Auf dem Boden lag ein rosaner Teppich und daneben stand ein weißer Sessel. Vor einem Fenster stand ein Schriebtisch aus Glas und darauf mein Heißgeliebter PC. Dann hatt ich noch einen weißen Papierkorb, eine rosane Lampe, ein Deutschlandfahne mit einem bild von mir drauf und eine Italienfahne mit einem Bild von Toni drauf, die sich kreuzten und ein herz ergaben. 4-ever best friends stand auf den Fahnen. Voll süß. Dann sah ich noch ein Telefon und ich quiekte „Danke Mama, du bist die beste…Und ich dachte wir wären Arm?!?!“
Meine Mutter lachte und gab mir einen Kuss, „ich will doch dass es meiner Prinzessin gut geht, ich hab schon einen Vorschuss von meiner neuen Firma bekommen“ Ich lächelte und tippe sofort Tonis Nummer in das Telefon ein. Ich musste ihm alles sofort erzählen. Meine Mutter ging runter und packte weiter aus. Manchmal kam sie in mein Zimmer und brachte mir Kartons. Dann lächelte sie mich an und ging wider. Ich war eigentlich ganz glücklich nur wie lange würde das anhalten? Im Moment kam es mir noch so vor wie in einem Traum oder als ob ich im Urlaub wäre. Aber mit der Zeit würde sich ja alles ändern und dann würde ich alles vermissen.

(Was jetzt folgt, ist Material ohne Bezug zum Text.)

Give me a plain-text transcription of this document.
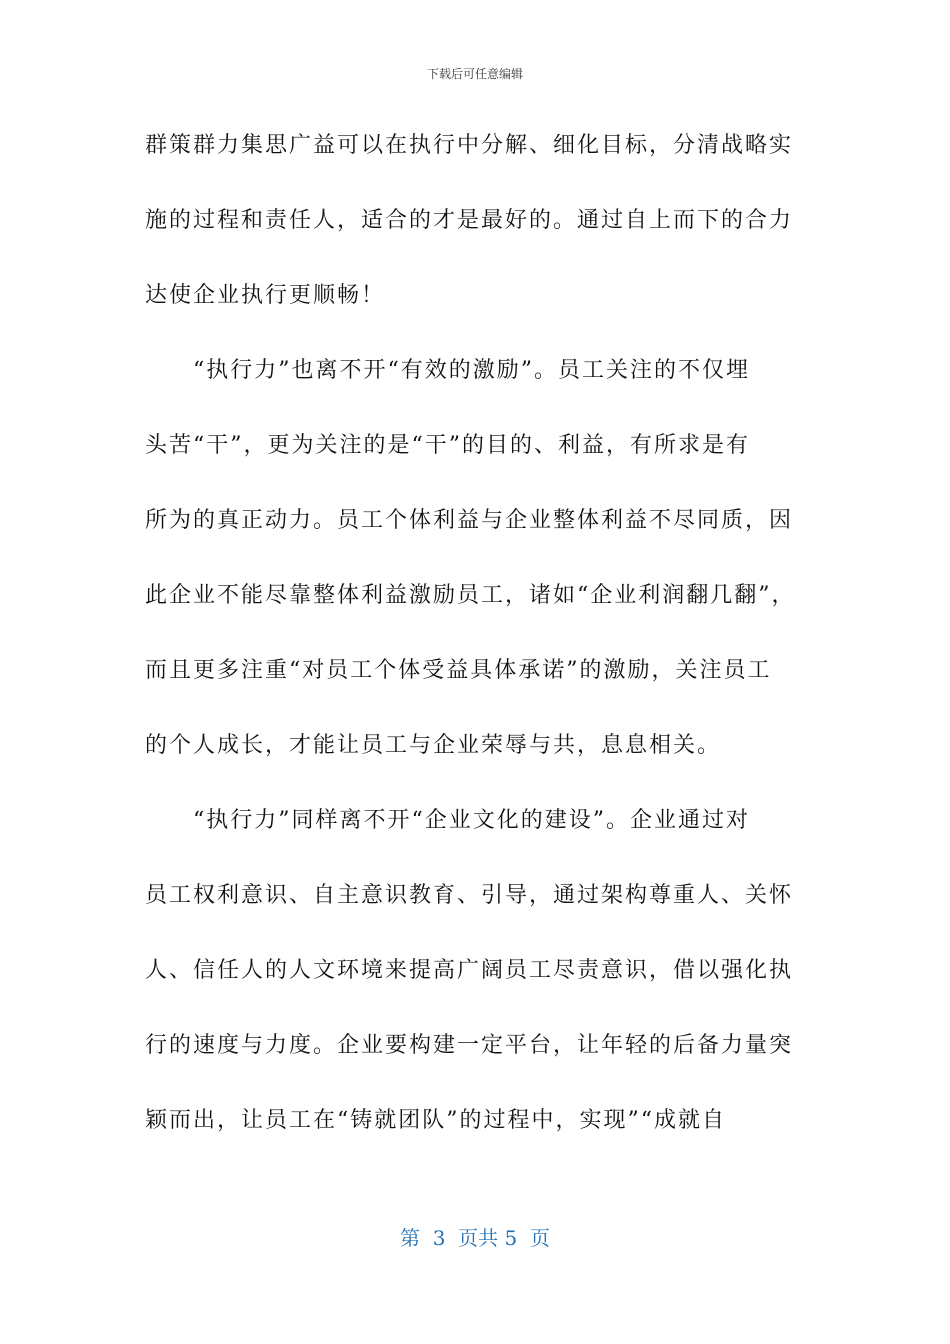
下载后可任意编辑
群策群力集思广益可以在执行中分解、细化目标，分清战略实
施的过程和责任人，适合的才是最好的。通过自上而下的合力
达使企业执行更顺畅！
　　“执行力”也离不开“有效的激励”。员工关注的不仅埋
头苦“干”，更为关注的是“干”的目的、利益，有所求是有
所为的真正动力。员工个体利益与企业整体利益不尽同质，因
此企业不能尽靠整体利益激励员工，诸如“企业利润翻几翻”，
而且更多注重“对员工个体受益具体承诺”的激励，关注员工
的个人成长，才能让员工与企业荣辱与共，息息相关。
　　“执行力”同样离不开“企业文化的建设”。企业通过对
员工权利意识、自主意识教育、引导，通过架构尊重人、关怀
人、信任人的人文环境来提高广阔员工尽责意识，借以强化执
行的速度与力度。企业要构建一定平台，让年轻的后备力量突
颖而出，让员工在“铸就团队”的过程中，实现”“成就自
第  3  页共 5  页
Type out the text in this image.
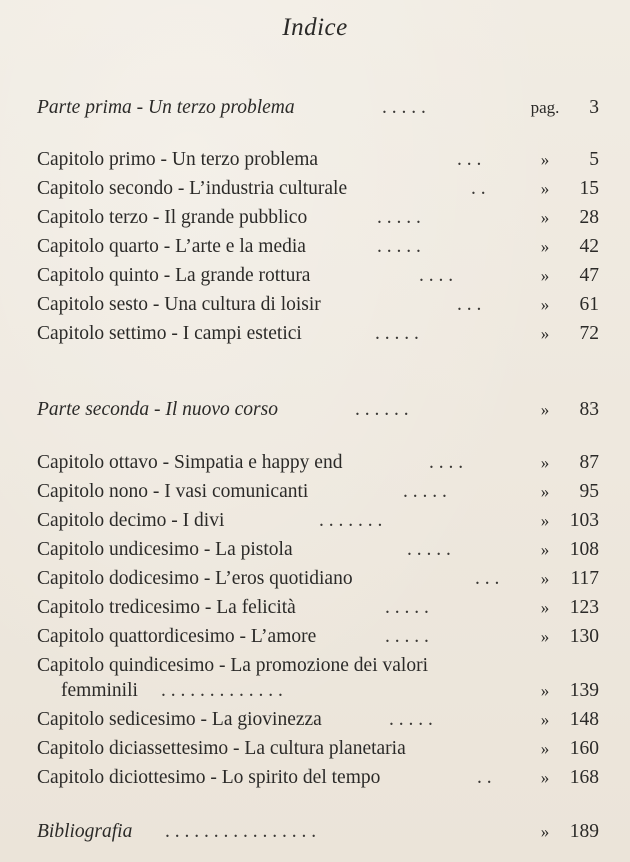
Indice
Parte prima - Un terzo problema	. . . . .	pag. 3
Capitolo primo - Un terzo problema	. . .	»	5
Capitolo secondo - L’industria culturale	. .	»	15
Capitolo terzo - Il grande pubblico	. . . . .	»	28
Capitolo quarto - L’arte e la media	. . . . .	»	42
Capitolo quinto - La grande rottura	. . . .	»	47
Capitolo sesto - Una cultura di loisir	. . .	»	61
Capitolo settimo - I campi estetici	. . . . .	»	72
Parte seconda - Il nuovo corso	. . . . . .	»	83
Capitolo ottavo - Simpatia e happy end	. . . .	»	87
Capitolo nono - I vasi comunicanti	. . . . .	»	95
Capitolo decimo - I divi	. . . . . . .	»	103
Capitolo undicesimo - La pistola	. . . . .	»	108
Capitolo dodicesimo - L’eros quotidiano	. . .	»	117
Capitolo tredicesimo - La felicità	. . . . .	»	123
Capitolo quattordicesimo - L’amore	. . . . .	»	130
Capitolo quindicesimo - La promozione dei valori
femminili . . . . . . . . . . . . .	»	139
Capitolo sedicesimo - La giovinezza	. . . . .	»	148
Capitolo diciassettesimo - La cultura planetaria	»	160
Capitolo diciottesimo - Lo spirito del tempo	. .	»	168
Bibliografia . . . . . . . . . . . . . . . .	»	189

Nach 3 Stunden legte ich auf und beschloss erstmal duschen zu gehen da ich völlig verschwitzt war von der Fahrt. Danach ging ich in mein Zimmer, zog mir nen Jogginganzug an und räumte meine Schränke ein, erst die Klamotten, dann die Bücher, Dann die Fotos und der ganze Kleinkram. Als ich fertig war brachte ich die Kartons runter zu meiner Mutter und gucke mich unten um. Ich gucke in alle Schränke und Schulbladen. Bis ich wusste was wo ist. Unten war es auch sehr schön eingerichtet alles in gelb und orange. Dann aß ich mit meiner Mutter und sie erzählt mir von ihren neuen Job, denn sie musste auch am Samstag arbeiten. Aber hattet dafür montags frei. Um halb 11 ließ ich mich müde in mein bett fallen und schlief kurz danach ein.